Tresier, Matthew David. Profiling of cell-substrate interactions using single cell fluororeporter imaging & modeling. Retrieved from https://doi.org/doi:10.7282/T3MW2HB3
DescriptionThis dissertation advances the field of biomaterials-based tissue engineering via the development of a single cell imaging approach to profile and predict cellular responses. The methodology at the core of the dissertation characterizes cellular behaviors via the extraction and quantification of cell shape, intensity, textural and spatial distribution features of molecular fluororeporters, referred to as high-content cell imaging.

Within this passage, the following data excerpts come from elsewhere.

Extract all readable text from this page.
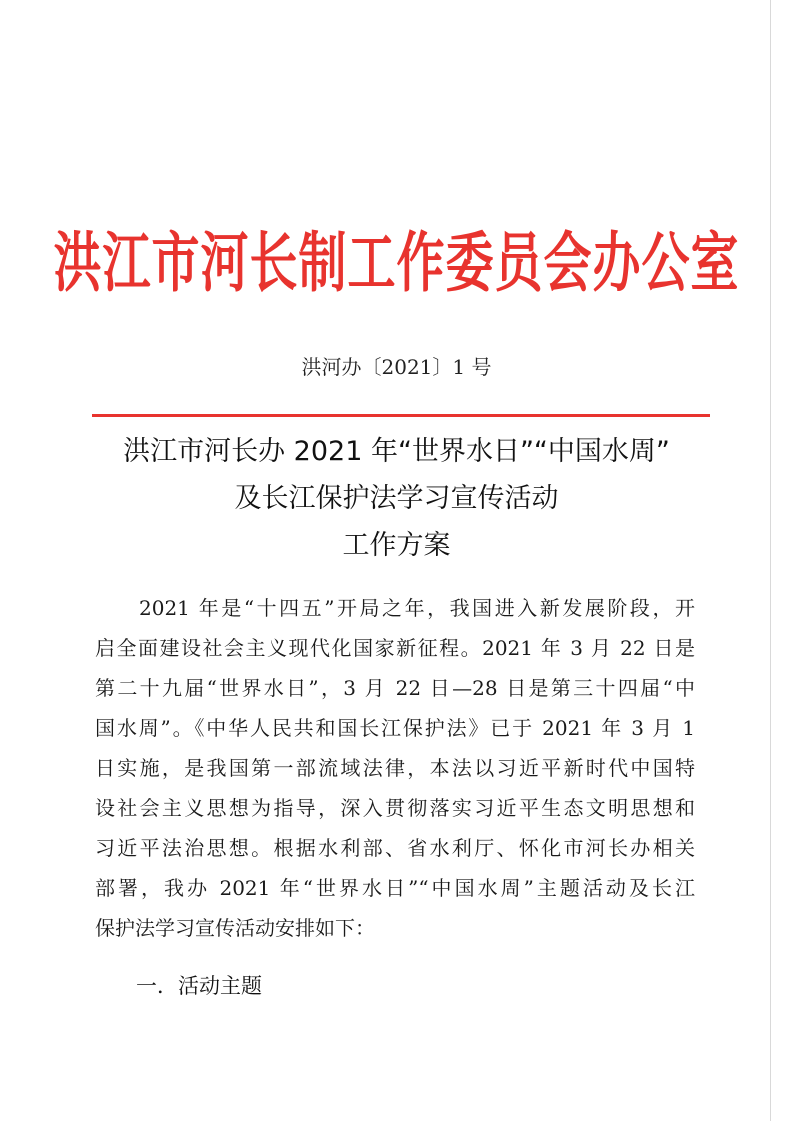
洪江市河长制工作委员会办公室
洪河办〔2021〕1 号
洪江市河长办 2021 年“世界水日”“中国水周”
及长江保护法学习宣传活动
工作方案
2021 年是“十四五”开局之年，我国进入新发展阶段，开
启全面建设社会主义现代化国家新征程。2021 年 3 月 22 日是
第二十九届“世界水日”，3 月 22 日—28 日是第三十四届“中
国水周”。《中华人民共和国长江保护法》已于 2021 年 3 月 1
日实施，是我国第一部流域法律，本法以习近平新时代中国特
设社会主义思想为指导，深入贯彻落实习近平生态文明思想和
习近平法治思想。根据水利部、省水利厅、怀化市河长办相关
部署，我办 2021 年“世界水日”“中国水周”主题活动及长江
保护法学习宣传活动安排如下：
一．活动主题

First, we highlight the use of high-content imaging of cell-based fluororeporters to establish and correlate quantifiable metrics of intracellular cytoskeletal features (e.g., descriptors of actin organization) on a set of model biomaterial substrates. The high-content imaging approach is then applied to spatially graded polymer blend substrates of both continuous roughness and discrete chemical compositions in parallel with high-throughput analyses. The imaging approach allowed us to identify the "global" and “high content” structure-property relationships between cell adhesion and biomaterial properties such as polymer chemistry and topography. The approach also identifies features of the actin-based cytoskeleton that respond to minute chemical modifications of the polymer backbone of a combinatorially derived library. In combination with decision tree and artificial neural network analyses, these 24-hour descriptors are used to predict 3-week material-mediated mineralization.
The high-content imaging approach is complemented with multi-dimensional scaling (MDS) modeling efforts to project amplified variations in cytoskeletal organization that forecast human mesenchymal stem cell lineage commitment before it is detected via traditional assays. Utilizing early quantitative measures of cytoskeletal morphology (morphometrics) and MDS allows the identification of distinct subpopulations of stem cells that emerge from non-linear combinations of cell shape, texture, density and cytoskeletal organizational features. These clusters allow the prediction of long-term differentiation behaviors of stem cells that manifest days to weeks later than the time of morphometric analysis. The proposed platform represents an ideal approach to probe cell-responses to complex microenvironments as it provides: real time measures of stem cell fates and material induced cell responses, cell-by-cell based analysis that captures the heterogeneity of sample populations, and the ability to parse out lineage commitment in stem cells resulting from multiple stimuli.